亮(りょう)は昭烈(しょうれつ)の配下(はいか)として険(けわ)しい道(みち)のりを越(こ)え、帝(みかど)を助(たす)けて呉(ご)の国(くに)と同盟(どうめい)し、曹操(そうそう)を破(やぶ)って、ついには荊蜀(けいしょく)の地(ち)を平定(へいてい)して復興(ふっこう)の基礎(きそ)を作(つく)ります。

その後(ご)、曹丕(そうひ)は漢(かん)の皇帝(こうてい)である献帝(けんてい)を排除(はいじょ)して、皇帝(こうてい)の位(くらい)を奪(うば)い取(と)り、自(みずか)らの国(こく)である魏(ぎ)を建(た)てました。

蜀(しょく)の地(ち)にもそのことが伝(つた)えられ、漢(かん)の帝(みかど)は、すでに殺害(さつがい)されてしまったといわれました。

ここで、昭烈(しょうれつ)は喪(も)に服(ふく)すことを発表(はっぴょう)して、ついには漢中王(かんちゅうおう)の地位(ちい)から蜀漢(しょくかん)の皇帝(こうてい)の位(くらい)に即(つ)きました。

その時(とき)、亮(りょう)は国(くに)の丞相(じょうしょう)となり、国(くに)の政治(せいじ)を委(ゆだ)ねられ、昭烈(しょうれつ)は呉(ご)の国(くに)の兵(へい)を倒(たお)して永安(えいあん)に帰(かえ)りました。

それから間(ま)もなく、昭烈(しょうれつ)は病(やまい)が重(おも)くなり、亮(りょう)に命(めい)じて皇太子(こうたいし)である禅(ぜん)を助(たす)けるように、と亮(りょう)に言(い)いました。

「君(きみ)は必(かなら)ず天下(てんか)を定(さだ)めることができる。

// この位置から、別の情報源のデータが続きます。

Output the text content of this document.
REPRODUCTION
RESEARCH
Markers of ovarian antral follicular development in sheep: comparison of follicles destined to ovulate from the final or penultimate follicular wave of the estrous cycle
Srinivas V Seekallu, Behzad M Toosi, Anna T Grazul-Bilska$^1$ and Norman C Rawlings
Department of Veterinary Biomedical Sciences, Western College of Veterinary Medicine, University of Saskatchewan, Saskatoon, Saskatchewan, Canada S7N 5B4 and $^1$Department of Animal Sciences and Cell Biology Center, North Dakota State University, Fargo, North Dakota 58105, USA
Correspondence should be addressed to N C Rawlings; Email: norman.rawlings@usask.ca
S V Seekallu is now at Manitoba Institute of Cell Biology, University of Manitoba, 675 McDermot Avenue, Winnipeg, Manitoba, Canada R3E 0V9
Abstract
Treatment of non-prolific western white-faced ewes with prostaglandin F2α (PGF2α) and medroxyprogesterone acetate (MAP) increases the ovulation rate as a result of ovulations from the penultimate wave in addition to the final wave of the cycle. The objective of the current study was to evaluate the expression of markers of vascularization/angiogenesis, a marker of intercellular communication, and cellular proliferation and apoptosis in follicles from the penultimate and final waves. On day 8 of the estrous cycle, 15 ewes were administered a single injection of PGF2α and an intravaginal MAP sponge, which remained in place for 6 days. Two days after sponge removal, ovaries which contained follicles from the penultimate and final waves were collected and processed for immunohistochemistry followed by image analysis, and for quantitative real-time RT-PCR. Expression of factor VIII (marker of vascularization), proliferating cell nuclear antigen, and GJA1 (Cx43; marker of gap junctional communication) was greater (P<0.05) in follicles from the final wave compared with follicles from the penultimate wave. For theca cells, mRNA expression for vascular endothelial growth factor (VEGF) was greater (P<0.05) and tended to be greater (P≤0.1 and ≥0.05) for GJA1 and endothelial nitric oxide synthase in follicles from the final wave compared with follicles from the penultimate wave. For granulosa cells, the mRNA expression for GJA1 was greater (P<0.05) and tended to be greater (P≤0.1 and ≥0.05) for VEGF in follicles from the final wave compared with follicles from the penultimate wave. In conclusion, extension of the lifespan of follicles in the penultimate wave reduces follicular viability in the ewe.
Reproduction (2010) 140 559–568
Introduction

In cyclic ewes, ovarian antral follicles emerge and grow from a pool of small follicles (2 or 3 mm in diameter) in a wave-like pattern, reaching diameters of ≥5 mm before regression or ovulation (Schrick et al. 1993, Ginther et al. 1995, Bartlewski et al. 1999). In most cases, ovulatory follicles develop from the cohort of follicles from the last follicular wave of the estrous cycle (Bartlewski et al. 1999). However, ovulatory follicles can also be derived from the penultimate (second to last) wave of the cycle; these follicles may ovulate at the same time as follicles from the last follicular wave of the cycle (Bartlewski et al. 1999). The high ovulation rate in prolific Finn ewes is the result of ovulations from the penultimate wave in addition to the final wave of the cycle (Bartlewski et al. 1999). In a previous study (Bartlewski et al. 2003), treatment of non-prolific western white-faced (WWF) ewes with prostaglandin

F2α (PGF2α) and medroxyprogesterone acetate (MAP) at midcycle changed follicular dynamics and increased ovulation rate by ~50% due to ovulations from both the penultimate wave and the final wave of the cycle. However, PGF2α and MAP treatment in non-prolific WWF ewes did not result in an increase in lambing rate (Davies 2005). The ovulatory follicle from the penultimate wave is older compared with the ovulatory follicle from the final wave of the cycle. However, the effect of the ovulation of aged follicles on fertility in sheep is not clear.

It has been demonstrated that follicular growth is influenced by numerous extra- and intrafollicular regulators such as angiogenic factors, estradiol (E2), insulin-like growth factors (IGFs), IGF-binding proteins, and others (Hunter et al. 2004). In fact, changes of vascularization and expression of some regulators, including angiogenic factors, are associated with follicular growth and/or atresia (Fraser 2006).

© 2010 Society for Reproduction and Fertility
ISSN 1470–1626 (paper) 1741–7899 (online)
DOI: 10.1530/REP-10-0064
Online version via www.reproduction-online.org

太子(たいし)が助(たす)けるべき人物(じんぶつ)であれば、助(たす)けて欲(ほ)しい。もし、助(たす)けるべき人物(じんぶつ)でなければ、君(きみ)が自(みずか)ら国(くに)を動(うご)かして欲(ほ)しい」

亮(りょう)は涙(なみだ)を流(なが)しながら言(い)いました。

「臣下(しんか)の私(わたし)は君(きみ)の手足(てあし)になって力(ちから)を尽(つ)くしてきました。君(きみ)の忠貞(しゅうてい)の節度(せつど)に習(なら)って、太子(たいし)が帝位(ていい)を受(う)け継(つ)げるように、これからも死力(しりょく)を尽(つ)くしていきます」

昭烈(しょうれつ)は、また、禅(ぜん)に命(めい)じて言(い)います。

「お前(まえ)は丞相(じょうしょう)の言(い)うことに従(したが)い、丞相(じょうしょう)に対(たい)して父(ちち)と同(おな)じように接(せっ)しなさい」

ついに昭烈(しょうれつ)は崩御(ほうぎょ)しました。